Dinner is ready in 30 minutes with this delicious veggie-packed minestrone soup. Vibrant and flavoursome, it’s a must-try.
- 2 tbs olive oil
- 1 brown onion, finely chopped
- 2 celery sticks, finely chopped, leaves reserved
- 1/2 small savoy cabbage, shredded
- 2 small zucchini, finely chopped
- 8 cups (2L) salt-reduced chicken stock
- 300g broccoli, cut into small florets
- 1 cup (120g) frozen peas
- 400g can cannellini beans, rinsed, drained
- 1 tbs chopped rosemary
- 1/2 cup (130g) Coles Basil Pesto
- 1/3 cup (25g) finely grated parmesan
Heat oil in a large heavy-based saucepan over medium-high heat. Add the onion and cook, stirring, for 2 mins or until onion softens slightly. Add the celery and cabbage. Cook, stirring, for 5 mins or until cabbage wilts. Add the zucchini. Cook, stirring, for 2 mins or until heated through. Add stock and bring to the boil.

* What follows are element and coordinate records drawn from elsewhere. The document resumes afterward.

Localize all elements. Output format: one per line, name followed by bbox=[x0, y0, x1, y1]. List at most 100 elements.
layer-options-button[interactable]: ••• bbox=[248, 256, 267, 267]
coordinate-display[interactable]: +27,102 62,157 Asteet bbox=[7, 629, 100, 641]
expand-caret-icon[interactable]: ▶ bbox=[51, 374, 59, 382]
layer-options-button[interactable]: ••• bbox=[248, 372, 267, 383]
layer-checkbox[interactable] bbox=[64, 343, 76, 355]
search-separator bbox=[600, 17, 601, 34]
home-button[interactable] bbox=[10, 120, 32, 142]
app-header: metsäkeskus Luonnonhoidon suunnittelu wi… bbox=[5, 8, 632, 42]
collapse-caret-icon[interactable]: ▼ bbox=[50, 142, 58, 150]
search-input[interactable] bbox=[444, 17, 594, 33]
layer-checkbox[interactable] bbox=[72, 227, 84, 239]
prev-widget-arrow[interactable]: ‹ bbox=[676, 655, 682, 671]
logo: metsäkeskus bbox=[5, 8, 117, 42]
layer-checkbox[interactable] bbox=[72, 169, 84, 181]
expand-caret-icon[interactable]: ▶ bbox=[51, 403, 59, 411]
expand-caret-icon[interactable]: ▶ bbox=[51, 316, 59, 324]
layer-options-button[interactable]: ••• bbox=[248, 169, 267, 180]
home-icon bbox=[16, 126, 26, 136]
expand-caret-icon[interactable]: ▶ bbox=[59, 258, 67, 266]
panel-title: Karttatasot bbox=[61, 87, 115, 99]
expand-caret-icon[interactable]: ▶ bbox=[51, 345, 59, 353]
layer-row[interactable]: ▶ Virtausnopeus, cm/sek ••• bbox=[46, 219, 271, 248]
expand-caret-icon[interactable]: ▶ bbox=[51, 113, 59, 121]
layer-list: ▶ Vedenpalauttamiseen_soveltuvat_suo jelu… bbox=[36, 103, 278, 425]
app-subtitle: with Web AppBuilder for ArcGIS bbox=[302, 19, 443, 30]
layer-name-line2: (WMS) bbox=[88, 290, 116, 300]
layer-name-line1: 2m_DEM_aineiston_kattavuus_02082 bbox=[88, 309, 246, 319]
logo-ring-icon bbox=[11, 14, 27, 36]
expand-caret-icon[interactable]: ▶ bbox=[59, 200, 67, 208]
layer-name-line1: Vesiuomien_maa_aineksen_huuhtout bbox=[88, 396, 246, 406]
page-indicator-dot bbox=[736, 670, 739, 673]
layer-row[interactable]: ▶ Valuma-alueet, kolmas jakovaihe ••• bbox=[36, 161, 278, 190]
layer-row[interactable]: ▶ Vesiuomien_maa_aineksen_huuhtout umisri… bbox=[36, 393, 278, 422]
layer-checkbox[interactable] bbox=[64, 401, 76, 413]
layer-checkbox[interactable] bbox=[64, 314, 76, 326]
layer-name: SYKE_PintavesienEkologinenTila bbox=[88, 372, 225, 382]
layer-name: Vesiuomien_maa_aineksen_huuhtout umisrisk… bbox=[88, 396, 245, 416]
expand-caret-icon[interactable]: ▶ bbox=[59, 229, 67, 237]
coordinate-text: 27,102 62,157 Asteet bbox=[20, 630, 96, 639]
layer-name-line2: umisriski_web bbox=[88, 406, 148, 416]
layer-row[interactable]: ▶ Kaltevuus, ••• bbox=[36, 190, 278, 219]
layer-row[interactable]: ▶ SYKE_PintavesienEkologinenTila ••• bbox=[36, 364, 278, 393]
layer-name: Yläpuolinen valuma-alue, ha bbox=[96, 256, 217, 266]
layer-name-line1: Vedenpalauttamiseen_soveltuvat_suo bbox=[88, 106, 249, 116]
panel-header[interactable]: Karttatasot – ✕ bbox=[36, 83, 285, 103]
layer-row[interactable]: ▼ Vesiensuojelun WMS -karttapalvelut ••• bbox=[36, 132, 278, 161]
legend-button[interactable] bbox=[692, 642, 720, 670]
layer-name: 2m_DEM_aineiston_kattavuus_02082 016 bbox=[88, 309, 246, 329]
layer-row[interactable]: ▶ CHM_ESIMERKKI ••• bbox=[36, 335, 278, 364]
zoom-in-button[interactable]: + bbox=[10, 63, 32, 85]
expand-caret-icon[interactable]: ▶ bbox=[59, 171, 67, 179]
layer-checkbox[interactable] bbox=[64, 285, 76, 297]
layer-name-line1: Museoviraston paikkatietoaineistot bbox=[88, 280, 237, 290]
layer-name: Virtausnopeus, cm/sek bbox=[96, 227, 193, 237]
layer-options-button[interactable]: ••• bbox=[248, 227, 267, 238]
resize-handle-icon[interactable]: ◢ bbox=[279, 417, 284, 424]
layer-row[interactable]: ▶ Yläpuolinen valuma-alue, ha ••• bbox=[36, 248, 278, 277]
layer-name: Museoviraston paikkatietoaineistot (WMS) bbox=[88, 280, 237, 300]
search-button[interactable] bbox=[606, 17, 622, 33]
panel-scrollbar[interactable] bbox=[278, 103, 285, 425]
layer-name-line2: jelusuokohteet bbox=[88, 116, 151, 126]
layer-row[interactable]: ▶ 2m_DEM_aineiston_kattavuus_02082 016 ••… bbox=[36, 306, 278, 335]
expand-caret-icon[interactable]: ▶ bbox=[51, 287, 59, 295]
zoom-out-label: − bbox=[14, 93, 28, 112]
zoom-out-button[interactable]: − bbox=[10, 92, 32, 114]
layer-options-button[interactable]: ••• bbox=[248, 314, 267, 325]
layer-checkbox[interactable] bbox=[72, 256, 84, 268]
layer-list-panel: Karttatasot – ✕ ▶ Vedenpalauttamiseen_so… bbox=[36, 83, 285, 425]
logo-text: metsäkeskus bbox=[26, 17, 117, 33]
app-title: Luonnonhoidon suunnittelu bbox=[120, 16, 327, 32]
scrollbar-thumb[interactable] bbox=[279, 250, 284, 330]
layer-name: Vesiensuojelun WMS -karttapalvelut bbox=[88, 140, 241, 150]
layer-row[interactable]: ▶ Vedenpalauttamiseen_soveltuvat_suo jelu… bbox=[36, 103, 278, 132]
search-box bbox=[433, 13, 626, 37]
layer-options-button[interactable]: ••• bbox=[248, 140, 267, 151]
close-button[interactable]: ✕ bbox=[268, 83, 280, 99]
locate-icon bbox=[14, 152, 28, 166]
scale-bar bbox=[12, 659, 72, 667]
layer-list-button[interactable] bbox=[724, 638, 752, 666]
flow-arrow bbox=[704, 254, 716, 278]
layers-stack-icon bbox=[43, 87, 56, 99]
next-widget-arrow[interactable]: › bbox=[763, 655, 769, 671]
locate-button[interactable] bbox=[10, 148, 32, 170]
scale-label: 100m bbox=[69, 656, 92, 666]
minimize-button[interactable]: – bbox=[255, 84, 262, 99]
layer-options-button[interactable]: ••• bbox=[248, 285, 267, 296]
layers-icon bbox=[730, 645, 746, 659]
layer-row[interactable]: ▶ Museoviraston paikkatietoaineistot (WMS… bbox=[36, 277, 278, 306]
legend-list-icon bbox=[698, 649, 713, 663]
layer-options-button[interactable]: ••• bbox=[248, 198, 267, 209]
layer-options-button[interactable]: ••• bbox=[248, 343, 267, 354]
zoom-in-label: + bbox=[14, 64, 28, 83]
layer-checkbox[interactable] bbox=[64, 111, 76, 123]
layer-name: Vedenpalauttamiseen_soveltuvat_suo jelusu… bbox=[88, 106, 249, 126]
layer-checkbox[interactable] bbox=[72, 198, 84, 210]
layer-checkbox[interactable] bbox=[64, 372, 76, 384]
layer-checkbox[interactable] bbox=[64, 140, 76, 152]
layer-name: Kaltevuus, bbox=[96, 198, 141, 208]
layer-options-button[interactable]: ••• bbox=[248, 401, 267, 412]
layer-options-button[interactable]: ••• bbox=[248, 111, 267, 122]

Add the broccoli, peas and cannellini beans. Reduce heat to medium. Simmer for 3 mins or until broccoli is bright green and tender crisp. Add rosemary. Season.

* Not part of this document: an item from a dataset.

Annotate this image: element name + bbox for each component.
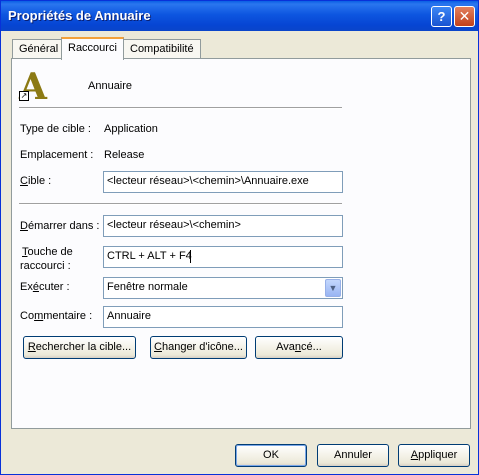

Ladle the soup among serving bowls. Top with the pesto. Sprinkle with the parmesan and reserved celery leaves.
Use 1 tsp dried rosemary leaves instead of the fresh rosemary.
You’ll have celery left over here – chop and add it to stir-fries for a fresh boost. Or, stir it through creamy potato salad with the leftover pesto.